Todo mi haber y mi poseer, voz me lo diste, a voz Señor lo torno.

 Todo es vuestro, disponed de ello según tu voluntad.

Dadme solo vuestro amor y gracia.

Con esto me basta…

 Mi equipaje es el maravilloso despertar de ese sueño último a esta vida sin final en una nueva y bellísima casa más grande y acogedora.

 Mi equipaje es la comprobación final de una promesa en la cual creí desde niño, cuando mis padres me hablaron por primera vez de un hombre que no hizo otra cosa que invitar a creer, y creí.

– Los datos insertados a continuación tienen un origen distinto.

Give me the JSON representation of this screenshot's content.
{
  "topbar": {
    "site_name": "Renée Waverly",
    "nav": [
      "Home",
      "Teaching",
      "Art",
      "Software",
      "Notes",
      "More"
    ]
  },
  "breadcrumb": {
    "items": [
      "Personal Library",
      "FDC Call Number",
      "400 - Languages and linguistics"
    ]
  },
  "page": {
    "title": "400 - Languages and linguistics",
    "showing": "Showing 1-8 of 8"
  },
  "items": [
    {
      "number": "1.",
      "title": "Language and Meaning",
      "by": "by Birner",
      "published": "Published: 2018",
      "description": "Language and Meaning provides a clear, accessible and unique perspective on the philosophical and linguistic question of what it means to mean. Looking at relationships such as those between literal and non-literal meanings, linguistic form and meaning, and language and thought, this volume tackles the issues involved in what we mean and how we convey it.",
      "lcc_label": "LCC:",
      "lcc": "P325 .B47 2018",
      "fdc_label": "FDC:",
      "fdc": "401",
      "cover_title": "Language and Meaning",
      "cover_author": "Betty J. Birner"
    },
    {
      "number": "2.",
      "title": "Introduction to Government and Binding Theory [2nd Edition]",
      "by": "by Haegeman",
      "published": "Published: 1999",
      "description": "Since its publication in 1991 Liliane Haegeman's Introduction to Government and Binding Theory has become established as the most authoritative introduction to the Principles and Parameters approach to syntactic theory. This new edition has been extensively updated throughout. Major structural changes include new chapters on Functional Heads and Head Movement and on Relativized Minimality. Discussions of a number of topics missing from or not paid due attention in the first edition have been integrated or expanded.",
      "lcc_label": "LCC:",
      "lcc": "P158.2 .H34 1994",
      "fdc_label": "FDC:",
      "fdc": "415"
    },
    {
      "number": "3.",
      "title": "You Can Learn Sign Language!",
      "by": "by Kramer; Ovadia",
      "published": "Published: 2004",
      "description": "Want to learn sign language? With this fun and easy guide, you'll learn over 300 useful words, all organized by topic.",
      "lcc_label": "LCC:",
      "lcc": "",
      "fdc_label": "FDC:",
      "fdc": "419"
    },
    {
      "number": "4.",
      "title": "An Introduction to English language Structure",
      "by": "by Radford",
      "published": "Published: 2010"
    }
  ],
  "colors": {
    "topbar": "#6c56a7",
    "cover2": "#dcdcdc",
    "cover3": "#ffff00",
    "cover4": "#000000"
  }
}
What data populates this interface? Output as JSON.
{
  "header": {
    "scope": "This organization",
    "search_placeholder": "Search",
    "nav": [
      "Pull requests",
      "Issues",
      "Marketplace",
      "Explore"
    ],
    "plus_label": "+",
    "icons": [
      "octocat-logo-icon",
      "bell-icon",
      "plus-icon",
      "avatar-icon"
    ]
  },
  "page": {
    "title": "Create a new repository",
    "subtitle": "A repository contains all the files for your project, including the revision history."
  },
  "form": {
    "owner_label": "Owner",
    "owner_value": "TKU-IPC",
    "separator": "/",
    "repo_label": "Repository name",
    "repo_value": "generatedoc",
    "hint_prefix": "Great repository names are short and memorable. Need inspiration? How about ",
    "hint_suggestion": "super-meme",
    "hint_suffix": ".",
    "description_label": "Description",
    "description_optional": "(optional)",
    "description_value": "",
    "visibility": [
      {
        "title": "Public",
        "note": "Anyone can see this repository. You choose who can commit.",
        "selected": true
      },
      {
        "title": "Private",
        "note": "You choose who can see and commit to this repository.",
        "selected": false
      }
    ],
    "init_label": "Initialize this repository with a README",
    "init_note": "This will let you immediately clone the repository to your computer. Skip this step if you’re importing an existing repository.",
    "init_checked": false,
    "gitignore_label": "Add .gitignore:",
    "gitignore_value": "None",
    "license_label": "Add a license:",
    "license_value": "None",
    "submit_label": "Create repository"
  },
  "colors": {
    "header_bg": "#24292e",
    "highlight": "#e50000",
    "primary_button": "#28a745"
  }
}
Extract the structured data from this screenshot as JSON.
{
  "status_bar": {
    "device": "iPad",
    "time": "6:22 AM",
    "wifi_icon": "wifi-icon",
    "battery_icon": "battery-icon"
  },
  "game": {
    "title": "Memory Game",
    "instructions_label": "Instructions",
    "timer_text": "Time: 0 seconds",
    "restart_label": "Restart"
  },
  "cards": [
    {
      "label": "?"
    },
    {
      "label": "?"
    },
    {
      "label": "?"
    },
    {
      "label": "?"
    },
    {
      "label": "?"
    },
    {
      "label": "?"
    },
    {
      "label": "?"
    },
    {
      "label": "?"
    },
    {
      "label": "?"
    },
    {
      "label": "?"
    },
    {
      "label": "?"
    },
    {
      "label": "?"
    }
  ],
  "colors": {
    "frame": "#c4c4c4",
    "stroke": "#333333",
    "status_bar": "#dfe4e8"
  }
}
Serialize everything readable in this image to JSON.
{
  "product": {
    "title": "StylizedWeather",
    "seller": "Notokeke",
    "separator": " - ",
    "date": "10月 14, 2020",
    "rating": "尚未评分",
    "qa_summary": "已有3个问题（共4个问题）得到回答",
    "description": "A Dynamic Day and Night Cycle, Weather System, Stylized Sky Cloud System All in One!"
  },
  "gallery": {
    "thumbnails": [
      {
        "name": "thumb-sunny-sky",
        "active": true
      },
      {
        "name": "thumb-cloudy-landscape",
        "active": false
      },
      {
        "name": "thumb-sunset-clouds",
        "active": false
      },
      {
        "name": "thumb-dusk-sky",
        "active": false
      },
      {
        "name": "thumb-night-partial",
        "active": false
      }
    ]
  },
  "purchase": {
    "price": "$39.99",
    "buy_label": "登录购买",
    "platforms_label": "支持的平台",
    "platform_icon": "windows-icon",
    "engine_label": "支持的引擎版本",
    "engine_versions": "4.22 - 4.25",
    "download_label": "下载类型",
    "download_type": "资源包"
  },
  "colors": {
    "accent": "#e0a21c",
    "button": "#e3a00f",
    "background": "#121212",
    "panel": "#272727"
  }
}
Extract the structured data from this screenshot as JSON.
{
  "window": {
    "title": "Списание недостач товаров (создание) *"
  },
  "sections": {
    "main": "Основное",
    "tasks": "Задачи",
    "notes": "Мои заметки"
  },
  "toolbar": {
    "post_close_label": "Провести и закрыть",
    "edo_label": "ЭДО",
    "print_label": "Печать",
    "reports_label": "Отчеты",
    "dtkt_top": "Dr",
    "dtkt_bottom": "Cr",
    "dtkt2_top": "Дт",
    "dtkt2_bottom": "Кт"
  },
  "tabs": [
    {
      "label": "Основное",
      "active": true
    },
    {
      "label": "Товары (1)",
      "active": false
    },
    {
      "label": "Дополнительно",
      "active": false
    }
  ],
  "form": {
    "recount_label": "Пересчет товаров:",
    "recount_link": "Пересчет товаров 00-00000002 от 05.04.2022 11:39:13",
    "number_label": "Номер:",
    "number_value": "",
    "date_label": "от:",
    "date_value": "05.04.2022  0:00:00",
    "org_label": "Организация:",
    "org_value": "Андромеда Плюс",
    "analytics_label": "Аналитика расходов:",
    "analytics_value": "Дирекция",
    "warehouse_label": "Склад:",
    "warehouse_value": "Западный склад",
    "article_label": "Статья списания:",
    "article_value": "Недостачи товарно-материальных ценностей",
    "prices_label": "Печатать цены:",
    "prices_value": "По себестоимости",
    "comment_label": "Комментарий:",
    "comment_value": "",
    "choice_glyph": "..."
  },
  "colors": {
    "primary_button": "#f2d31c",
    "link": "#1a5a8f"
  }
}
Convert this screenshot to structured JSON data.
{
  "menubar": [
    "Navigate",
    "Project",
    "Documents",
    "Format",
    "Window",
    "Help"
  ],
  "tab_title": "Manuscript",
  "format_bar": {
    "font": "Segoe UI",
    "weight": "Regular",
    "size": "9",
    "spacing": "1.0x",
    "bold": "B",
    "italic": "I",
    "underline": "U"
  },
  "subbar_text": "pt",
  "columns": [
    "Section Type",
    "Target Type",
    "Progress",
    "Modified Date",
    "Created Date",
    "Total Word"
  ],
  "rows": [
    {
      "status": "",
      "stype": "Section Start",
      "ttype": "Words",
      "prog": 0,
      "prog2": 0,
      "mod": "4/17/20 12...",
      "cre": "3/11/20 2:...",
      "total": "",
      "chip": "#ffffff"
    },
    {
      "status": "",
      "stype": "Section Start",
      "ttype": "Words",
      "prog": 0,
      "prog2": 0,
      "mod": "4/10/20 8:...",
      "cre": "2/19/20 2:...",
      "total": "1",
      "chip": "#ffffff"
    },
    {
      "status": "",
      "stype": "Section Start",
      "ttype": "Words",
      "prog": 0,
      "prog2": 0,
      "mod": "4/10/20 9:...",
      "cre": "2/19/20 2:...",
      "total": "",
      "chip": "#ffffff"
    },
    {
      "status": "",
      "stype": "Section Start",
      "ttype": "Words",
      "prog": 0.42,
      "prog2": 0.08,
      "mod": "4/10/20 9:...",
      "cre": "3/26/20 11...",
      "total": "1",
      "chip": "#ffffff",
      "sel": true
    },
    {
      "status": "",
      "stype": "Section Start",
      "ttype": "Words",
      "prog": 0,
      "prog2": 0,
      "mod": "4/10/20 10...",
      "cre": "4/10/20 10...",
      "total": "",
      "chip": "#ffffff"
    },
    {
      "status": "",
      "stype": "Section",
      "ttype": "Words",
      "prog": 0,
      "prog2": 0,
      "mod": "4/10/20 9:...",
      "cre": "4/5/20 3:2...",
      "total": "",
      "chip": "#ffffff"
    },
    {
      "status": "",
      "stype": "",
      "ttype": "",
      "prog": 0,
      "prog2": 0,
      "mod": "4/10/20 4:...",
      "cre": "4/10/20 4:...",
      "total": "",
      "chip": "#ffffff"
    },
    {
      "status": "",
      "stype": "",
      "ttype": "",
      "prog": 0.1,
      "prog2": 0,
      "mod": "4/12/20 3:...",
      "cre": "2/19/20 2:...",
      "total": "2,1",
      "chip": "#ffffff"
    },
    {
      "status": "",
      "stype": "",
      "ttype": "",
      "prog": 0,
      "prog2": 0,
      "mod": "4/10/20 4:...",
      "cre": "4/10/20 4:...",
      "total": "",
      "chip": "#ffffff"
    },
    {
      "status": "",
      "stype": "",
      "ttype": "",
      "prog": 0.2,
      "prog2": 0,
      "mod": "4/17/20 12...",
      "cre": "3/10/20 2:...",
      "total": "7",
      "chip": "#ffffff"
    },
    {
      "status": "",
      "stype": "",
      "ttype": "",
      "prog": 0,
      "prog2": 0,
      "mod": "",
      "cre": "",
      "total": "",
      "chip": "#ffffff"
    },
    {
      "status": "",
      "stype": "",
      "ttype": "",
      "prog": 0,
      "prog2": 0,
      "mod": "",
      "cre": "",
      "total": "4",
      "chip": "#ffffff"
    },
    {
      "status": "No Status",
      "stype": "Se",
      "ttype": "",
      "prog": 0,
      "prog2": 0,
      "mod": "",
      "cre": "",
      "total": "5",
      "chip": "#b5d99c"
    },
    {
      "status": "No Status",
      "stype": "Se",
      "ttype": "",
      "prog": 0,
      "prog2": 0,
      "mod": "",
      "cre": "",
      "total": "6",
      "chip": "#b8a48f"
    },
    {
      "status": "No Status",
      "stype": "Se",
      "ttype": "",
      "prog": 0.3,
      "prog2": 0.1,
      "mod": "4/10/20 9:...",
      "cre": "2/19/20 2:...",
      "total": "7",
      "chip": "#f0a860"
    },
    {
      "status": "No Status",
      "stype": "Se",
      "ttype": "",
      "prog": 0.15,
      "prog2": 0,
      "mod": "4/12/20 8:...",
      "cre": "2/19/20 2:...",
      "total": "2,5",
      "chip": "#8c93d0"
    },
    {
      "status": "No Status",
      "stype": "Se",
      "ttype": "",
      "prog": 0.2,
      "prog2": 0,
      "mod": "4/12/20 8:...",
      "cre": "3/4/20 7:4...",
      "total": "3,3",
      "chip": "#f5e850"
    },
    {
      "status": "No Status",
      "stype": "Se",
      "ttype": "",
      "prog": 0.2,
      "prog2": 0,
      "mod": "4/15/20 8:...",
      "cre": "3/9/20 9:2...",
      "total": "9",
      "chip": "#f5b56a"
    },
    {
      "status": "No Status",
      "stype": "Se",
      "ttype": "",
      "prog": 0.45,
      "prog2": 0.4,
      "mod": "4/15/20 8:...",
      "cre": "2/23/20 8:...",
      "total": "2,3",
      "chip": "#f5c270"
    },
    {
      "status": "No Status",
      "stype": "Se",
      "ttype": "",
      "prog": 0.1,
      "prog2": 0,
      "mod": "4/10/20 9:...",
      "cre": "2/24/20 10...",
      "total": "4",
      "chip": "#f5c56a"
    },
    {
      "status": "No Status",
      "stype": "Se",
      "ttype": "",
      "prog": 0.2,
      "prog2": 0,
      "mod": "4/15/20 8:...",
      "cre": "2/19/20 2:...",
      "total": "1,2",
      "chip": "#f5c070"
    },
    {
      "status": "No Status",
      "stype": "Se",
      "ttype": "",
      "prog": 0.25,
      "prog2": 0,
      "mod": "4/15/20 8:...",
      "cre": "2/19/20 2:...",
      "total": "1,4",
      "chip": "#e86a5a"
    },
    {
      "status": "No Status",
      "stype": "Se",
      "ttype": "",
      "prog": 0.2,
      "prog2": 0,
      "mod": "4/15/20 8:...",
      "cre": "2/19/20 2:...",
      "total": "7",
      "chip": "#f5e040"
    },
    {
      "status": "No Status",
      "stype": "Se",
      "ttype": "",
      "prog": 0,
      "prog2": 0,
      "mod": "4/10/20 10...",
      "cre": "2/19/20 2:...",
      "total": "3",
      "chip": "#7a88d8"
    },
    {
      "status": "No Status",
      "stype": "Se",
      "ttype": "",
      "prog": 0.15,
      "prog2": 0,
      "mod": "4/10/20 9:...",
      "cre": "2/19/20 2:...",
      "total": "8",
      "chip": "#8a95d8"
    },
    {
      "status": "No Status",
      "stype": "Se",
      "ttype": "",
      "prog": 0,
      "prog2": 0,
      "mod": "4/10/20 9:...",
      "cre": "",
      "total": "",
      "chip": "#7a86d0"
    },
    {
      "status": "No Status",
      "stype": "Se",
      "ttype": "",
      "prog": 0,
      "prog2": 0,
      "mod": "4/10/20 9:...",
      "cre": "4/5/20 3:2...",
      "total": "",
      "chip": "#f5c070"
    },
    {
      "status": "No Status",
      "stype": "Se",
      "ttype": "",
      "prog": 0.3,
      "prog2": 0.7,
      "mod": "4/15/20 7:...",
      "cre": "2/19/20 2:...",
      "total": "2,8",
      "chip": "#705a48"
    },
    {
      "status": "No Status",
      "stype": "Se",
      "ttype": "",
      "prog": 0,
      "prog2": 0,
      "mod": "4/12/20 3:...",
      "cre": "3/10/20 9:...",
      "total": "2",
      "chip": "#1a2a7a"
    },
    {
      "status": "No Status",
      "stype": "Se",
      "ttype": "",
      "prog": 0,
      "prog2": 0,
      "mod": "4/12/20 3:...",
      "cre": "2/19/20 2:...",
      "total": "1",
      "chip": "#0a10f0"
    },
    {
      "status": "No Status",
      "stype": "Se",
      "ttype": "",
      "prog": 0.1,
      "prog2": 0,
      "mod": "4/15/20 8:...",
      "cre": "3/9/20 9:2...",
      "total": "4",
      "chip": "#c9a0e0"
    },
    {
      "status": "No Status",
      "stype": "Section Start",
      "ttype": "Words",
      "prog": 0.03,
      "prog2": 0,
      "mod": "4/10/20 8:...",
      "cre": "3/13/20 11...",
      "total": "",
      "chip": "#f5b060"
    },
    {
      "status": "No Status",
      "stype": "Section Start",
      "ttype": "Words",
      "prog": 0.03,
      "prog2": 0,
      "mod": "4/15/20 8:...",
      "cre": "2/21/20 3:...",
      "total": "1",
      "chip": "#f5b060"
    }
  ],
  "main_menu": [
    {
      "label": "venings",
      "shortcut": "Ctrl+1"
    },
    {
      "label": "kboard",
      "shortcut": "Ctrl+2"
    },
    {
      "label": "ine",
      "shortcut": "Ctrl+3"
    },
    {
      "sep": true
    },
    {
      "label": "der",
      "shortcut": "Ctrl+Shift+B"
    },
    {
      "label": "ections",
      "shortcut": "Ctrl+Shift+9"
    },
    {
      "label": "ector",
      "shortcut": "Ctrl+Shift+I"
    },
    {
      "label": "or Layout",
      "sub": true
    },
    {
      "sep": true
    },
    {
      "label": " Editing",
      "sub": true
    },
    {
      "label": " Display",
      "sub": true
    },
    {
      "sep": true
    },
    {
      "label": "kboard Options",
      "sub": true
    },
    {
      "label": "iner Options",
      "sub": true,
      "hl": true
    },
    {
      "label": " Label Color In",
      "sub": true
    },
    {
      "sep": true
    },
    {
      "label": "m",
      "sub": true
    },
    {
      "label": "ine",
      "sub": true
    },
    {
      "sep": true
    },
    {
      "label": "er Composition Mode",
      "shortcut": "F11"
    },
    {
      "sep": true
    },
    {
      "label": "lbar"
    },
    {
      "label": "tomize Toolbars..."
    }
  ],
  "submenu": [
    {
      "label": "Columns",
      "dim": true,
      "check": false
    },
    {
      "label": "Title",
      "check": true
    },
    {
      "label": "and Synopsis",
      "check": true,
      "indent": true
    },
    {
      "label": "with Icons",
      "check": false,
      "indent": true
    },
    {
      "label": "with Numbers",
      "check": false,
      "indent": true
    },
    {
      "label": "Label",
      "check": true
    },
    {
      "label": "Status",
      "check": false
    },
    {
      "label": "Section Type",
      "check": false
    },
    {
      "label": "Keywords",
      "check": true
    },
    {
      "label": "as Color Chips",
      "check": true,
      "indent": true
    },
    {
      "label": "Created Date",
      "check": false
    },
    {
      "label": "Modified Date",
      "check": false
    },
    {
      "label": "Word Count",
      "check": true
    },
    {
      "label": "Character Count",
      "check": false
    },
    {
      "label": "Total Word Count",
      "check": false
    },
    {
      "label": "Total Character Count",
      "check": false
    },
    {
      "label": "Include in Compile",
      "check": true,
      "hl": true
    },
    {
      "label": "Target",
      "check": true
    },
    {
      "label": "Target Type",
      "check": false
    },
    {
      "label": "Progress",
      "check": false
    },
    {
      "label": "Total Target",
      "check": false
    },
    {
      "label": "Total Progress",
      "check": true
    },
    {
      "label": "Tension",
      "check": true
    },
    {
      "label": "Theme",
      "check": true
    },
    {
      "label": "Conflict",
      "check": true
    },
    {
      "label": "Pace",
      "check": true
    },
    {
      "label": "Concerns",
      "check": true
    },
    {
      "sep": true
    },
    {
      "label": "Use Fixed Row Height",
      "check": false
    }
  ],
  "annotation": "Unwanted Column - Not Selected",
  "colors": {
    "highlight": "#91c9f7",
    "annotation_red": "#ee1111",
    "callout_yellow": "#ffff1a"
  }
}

 Mi equipaje es el disfrute de todos los seres que me quisieron y quise y que están ahora conmigo aquí, todos, hasta los que se habían escondido de mi memoria.

 Mi equipaje espléndido y consolador es ver desde aquí a los que amé i me amaron, por los que abogaré desde ahora y para siempre.

 Mi equipaje es el deseo inmenso de dar y recibir felicidad para todos los míos y los otros, desde ahora y para siempre.

 Mi equipaje al fin, es cumplir con ese mandato postrero del sermón de la montaña. No he visto aún al que lo pronunció pero, lo veré, estoy seguro. El momento llegará. Mi corazón está limpio y podré verlo un día.

 Hernán. Soy feliz, séanlo también ustedes.